Considering all the information available to Defendant, the only reasonable conclusion from the undisputed facts is that a genuine dispute existed as to the amount of benefits to which Plaintiff was entitled. Accordingly, Defendant's summary judgment motion is granted on Plaintiff's breach of the covenant of good faith and fair dealing claim.

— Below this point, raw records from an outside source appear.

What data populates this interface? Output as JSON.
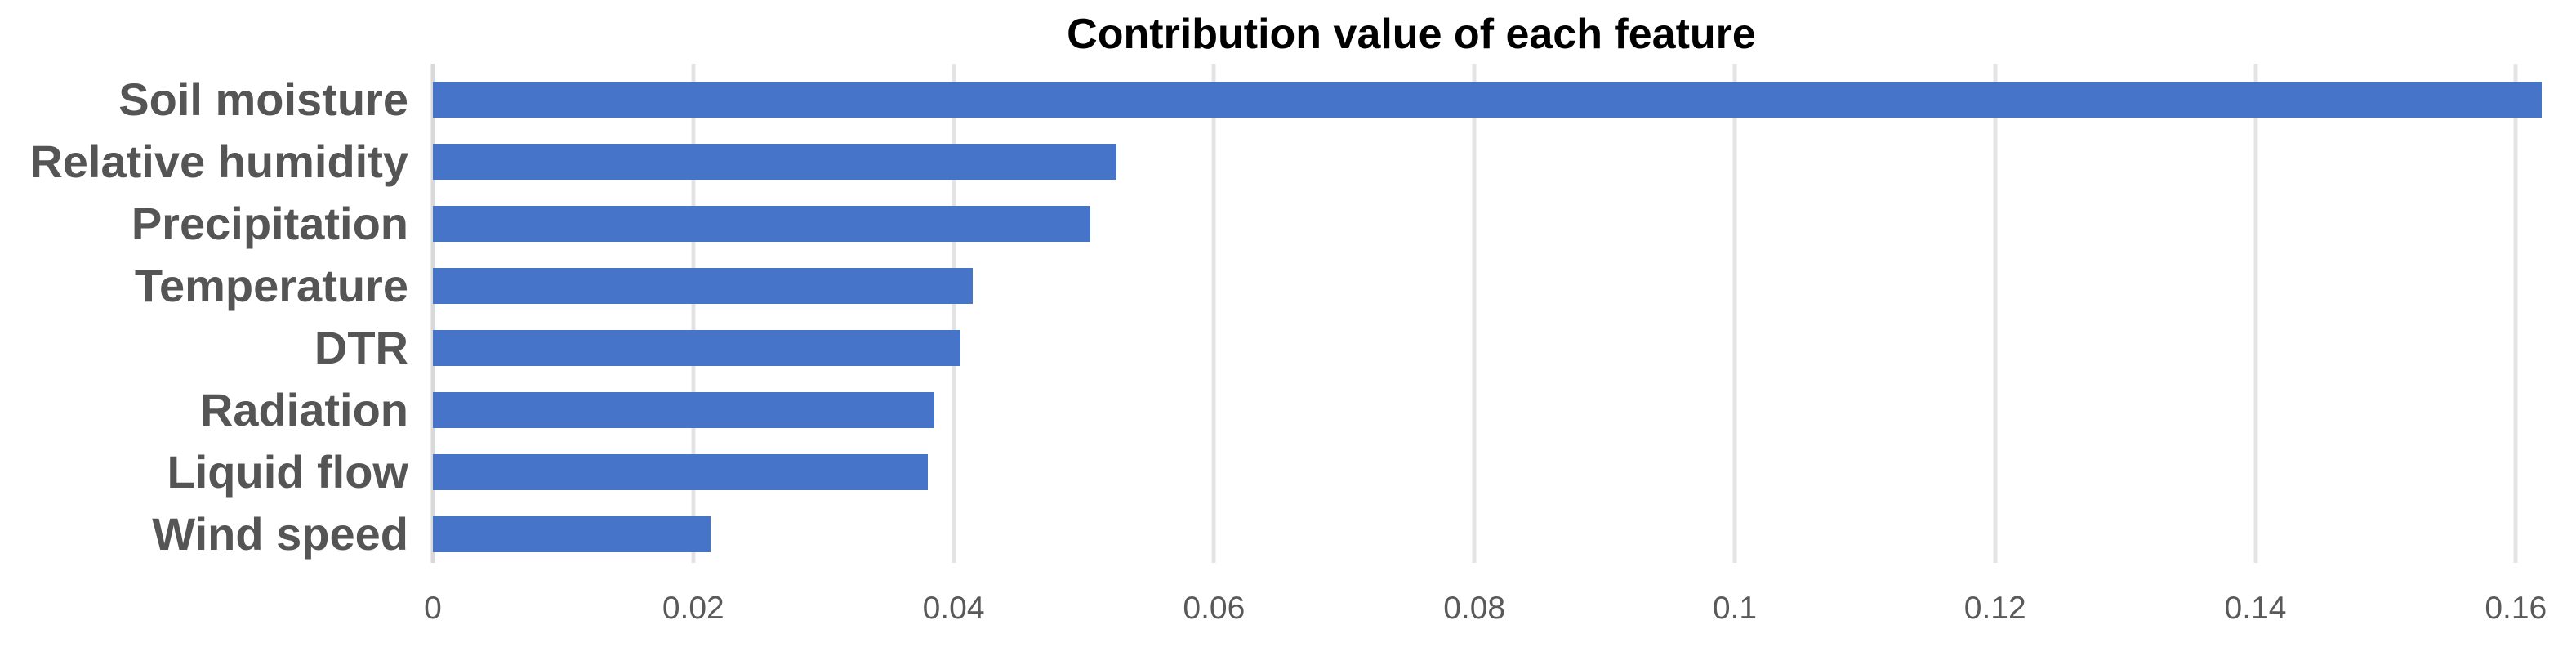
{
  "chart_data": {
    "type": "bar",
    "orientation": "horizontal",
    "title": "Contribution value of each feature",
    "categories": [
      "Soil moisture",
      "Relative humidity",
      "Precipitation",
      "Temperature",
      "DTR",
      "Radiation",
      "Liquid flow",
      "Wind speed"
    ],
    "values": [
      0.162,
      0.0525,
      0.0505,
      0.0415,
      0.0405,
      0.0385,
      0.038,
      0.0213
    ],
    "xlabel": "",
    "ylabel": "",
    "xlim": [
      0,
      0.165
    ],
    "xticks": [
      0,
      0.02,
      0.04,
      0.06,
      0.08,
      0.1,
      0.12,
      0.14,
      0.16
    ],
    "xtick_labels": [
      "0",
      "0.02",
      "0.04",
      "0.06",
      "0.08",
      "0.1",
      "0.12",
      "0.14",
      "0.16"
    ],
    "grid": "vertical-only",
    "legend": "none",
    "bar_color": "#4674C9",
    "gridline_color": "#E4E4E4",
    "axis_line_color": "#D9D9D9",
    "title_color": "#000000",
    "category_label_color": "#555555",
    "tick_label_color": "#595959",
    "background_color": "#FFFFFF"
  }
}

C. Breach of Insurance Contract

Defendant seeks summary judgment on Plaintiff's breach of insurance contract claim, arguing that it paid all benefits due under the policy following the arbitration. (Mot. at 23:19-21.) Plaintiff does not identify any damages stemming from the alleged breach of contract, and instead concedes that Defendant "eventually paid [Plaintiff] his benefits. . . ." (Opp'n at 22:3.) Plaintiff nevertheless argues that Defendant's "unreasonable failure to [pay benefits] in a timely manner is what is at issue" in his breach of contract claim, and therefore the claim "should not be stricken since is it bound with the bad faith cause of action." (Opp'n at 22:3-5.) Since Plaintiff concedes Defendant has paid the full amount available under the policy and summary judgment is granted on Plaintiff's breach of the covenant of good faith and fair dealing claim, Plaintiff's breach of contract claim is not viable. See Paulson v. State Farm Mut. Auto. Ins. Co., 867 F. Supp. 911, 917-18 (1994) (holding that an insured's breach of contract claim was "not viable [because the insurer] has paid [the insured] the limits of liability under his policy"); Pan, 2007 WL 1674448, at *5 (dismissing breach of contract claim where insurer had paid all of the policy benefits to which plaintiff was entitled under the policy). Accordingly, summary judgment is granted on Plaintiff's breach of insurance contract claim.

D. Punitive Damages

Defendant seeks summary judgment on Plaintiff's punitive damages claim. (Mot. at 25:14-27:26.) "[A] plaintiff who is not able to survive summary judgment on an insurance bad faith claim is also unable to survive summary judgment on a related claim for punitive damages." Adams v. Allstate Ins. Co., 187 F. Supp. 2d 1219, 1231 (C.D. Cal. 2002). Accordingly, Defendant's summary judgment motion is granted on Plaintiff's punitive damages claim.


For the foregoing reasons, Defendant's summary judgment motion is GRANTED. The Clerk shall enter a judgment in favor of Defendant in accordance with this Order.